- Born: November 27, 1975 (age 50) Ottawa, Ontario, Canada
- Height: 6 ft 0 in (183 cm)
- Weight: 201 lb (91 kg; 14 st 5 lb)
- Position: Defence
- Shot: Right
- Played for: Lowell Lock Monsters
- Playing career: 1999–2006

= Vince Williams (ice hockey) =

Canadian ice hockey player and scout

Vince Williams (born November 27, 1975) is a former ice hockey defenseman and a current scout with the expansion Vegas Golden Knights. He was previously the head coach of the Orlando Solar Bears of the ECHL from 2013-2015 and the Trenton Titans from 2011-2013.

==Playing career==
Williams attended Concordia University until 1998, where he played on their ice hockey team for two seasons where he recorded 25 points.

When he left college, Williams was signed by the Indianapolis Ice formerly of the IHL. After 33 games with Indianapolis, Williams was signed by the Columbus Chill of the ECHL where he tallied 13 points in 43 games. In 1999-2000, Williams was acquired by the Trenton Titans and played in 1 game for the AHL's Lowell Lock Monsters, the furthest he's progress professionally. Williams split time with Trenton and the Orlando Solar Bears formerly of the IHL.

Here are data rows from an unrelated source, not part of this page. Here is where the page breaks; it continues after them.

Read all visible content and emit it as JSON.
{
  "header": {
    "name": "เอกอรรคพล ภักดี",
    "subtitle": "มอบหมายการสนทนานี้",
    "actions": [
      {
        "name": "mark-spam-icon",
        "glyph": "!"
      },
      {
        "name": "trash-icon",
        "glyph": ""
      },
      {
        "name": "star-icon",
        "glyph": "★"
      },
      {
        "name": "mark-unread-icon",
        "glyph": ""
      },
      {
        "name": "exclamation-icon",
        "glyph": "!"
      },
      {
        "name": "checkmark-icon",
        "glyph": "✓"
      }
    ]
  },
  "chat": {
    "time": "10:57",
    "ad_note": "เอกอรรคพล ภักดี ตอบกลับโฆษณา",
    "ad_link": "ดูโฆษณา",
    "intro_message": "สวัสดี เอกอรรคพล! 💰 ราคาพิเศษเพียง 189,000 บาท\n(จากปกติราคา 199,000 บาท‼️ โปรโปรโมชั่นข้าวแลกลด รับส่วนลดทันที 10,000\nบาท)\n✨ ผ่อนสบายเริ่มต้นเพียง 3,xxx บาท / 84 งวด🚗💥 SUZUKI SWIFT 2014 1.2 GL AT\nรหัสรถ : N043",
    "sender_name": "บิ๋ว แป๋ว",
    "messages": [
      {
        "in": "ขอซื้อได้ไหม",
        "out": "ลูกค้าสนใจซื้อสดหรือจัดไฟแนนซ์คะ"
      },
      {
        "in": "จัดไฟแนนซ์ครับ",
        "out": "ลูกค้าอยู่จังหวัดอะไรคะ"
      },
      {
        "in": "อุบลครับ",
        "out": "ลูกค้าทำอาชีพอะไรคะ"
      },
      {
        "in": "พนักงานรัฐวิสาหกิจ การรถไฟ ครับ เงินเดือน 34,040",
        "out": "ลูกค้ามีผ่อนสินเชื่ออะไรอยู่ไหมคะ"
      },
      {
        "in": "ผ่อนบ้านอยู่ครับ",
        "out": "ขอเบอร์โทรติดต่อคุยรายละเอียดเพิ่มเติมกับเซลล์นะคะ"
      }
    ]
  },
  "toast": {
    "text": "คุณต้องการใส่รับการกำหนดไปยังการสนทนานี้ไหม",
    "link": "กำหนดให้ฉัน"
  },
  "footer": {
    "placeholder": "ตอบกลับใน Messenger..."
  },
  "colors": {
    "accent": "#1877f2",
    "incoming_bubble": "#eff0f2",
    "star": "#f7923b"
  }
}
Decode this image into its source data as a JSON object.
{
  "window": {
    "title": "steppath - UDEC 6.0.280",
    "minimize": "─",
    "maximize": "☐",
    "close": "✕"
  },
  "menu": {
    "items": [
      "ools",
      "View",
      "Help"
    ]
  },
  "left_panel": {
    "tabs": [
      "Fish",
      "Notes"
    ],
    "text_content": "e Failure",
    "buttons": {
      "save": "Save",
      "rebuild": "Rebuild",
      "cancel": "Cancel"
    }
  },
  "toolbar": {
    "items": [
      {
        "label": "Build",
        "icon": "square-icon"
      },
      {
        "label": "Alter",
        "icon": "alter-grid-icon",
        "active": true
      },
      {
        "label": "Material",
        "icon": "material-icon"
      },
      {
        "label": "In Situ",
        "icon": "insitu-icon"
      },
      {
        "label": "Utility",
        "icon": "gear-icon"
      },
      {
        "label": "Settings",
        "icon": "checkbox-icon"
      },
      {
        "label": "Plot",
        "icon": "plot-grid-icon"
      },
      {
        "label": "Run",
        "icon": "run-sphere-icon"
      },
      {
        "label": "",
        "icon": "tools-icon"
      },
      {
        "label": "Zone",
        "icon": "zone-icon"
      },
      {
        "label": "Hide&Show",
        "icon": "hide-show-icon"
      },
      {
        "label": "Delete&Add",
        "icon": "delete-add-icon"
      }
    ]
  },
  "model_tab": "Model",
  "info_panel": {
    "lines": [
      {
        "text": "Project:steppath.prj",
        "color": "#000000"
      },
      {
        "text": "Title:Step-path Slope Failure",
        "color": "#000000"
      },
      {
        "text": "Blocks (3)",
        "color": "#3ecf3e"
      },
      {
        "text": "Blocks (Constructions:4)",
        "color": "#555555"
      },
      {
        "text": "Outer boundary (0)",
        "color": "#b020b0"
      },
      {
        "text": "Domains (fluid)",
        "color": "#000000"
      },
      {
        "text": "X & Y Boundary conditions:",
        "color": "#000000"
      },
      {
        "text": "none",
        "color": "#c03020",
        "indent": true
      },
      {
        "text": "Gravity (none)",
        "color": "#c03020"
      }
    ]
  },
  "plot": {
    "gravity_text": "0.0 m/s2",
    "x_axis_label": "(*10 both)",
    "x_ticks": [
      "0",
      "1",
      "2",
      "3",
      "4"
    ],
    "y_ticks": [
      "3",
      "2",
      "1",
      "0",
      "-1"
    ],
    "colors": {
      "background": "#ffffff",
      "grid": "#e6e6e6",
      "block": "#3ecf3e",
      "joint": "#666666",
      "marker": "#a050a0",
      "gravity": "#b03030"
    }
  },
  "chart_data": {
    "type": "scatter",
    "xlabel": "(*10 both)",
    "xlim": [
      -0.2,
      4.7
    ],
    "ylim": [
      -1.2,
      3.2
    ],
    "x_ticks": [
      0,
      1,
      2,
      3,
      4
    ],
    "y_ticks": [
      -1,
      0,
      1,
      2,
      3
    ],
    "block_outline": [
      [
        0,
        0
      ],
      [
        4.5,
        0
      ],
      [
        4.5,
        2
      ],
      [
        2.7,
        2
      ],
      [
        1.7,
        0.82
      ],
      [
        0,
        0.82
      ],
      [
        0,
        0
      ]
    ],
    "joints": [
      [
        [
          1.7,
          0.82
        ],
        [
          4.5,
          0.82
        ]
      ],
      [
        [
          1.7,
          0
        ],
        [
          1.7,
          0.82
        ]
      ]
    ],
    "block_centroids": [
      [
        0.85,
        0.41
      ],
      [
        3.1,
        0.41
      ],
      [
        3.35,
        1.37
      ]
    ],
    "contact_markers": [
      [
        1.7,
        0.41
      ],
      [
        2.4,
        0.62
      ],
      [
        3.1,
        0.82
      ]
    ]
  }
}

In 2001-2002 Williams once again changed teams, heading to the Florida Everblades of the ECHL where he exploded for a career high 22 points in 70 games. The next season, Williams was traded back to the Titans. In the final three seasons of his playing career, Williams' offensive numbers decreased and his penalty minutes increased dramatically, as he took on more of a leadership role for the Titans. The team's efforts culminated in a Kelly Cup victory in 2004–05 ECHL season. Vince Williams proceeded to retire following the 2005–06 ECHL season.

==Coaching career==
After a season away from the sport, Vince Williams returned as assistant coach of the new Trenton Devils organization, who were directly affiliated with the Albany Devils of the AHL and New Jersey Devils of the NHL. The Trenton Devils went on to miss the playoffs 3 of the 4 seasons of their existence, and the team folded after the 2010–11 ECHL season.

Late in the summer of 2011, the Trenton Titans were brought back with an independent ownership led by Blue Line Sports LLC and Rich Lisk, who became the team's general manager, president, and CEO. Lisk brought Vince Williams back behind the bench, but in a higher capacity. Williams was named head coach of the Trenton Titans on August 1, 2011.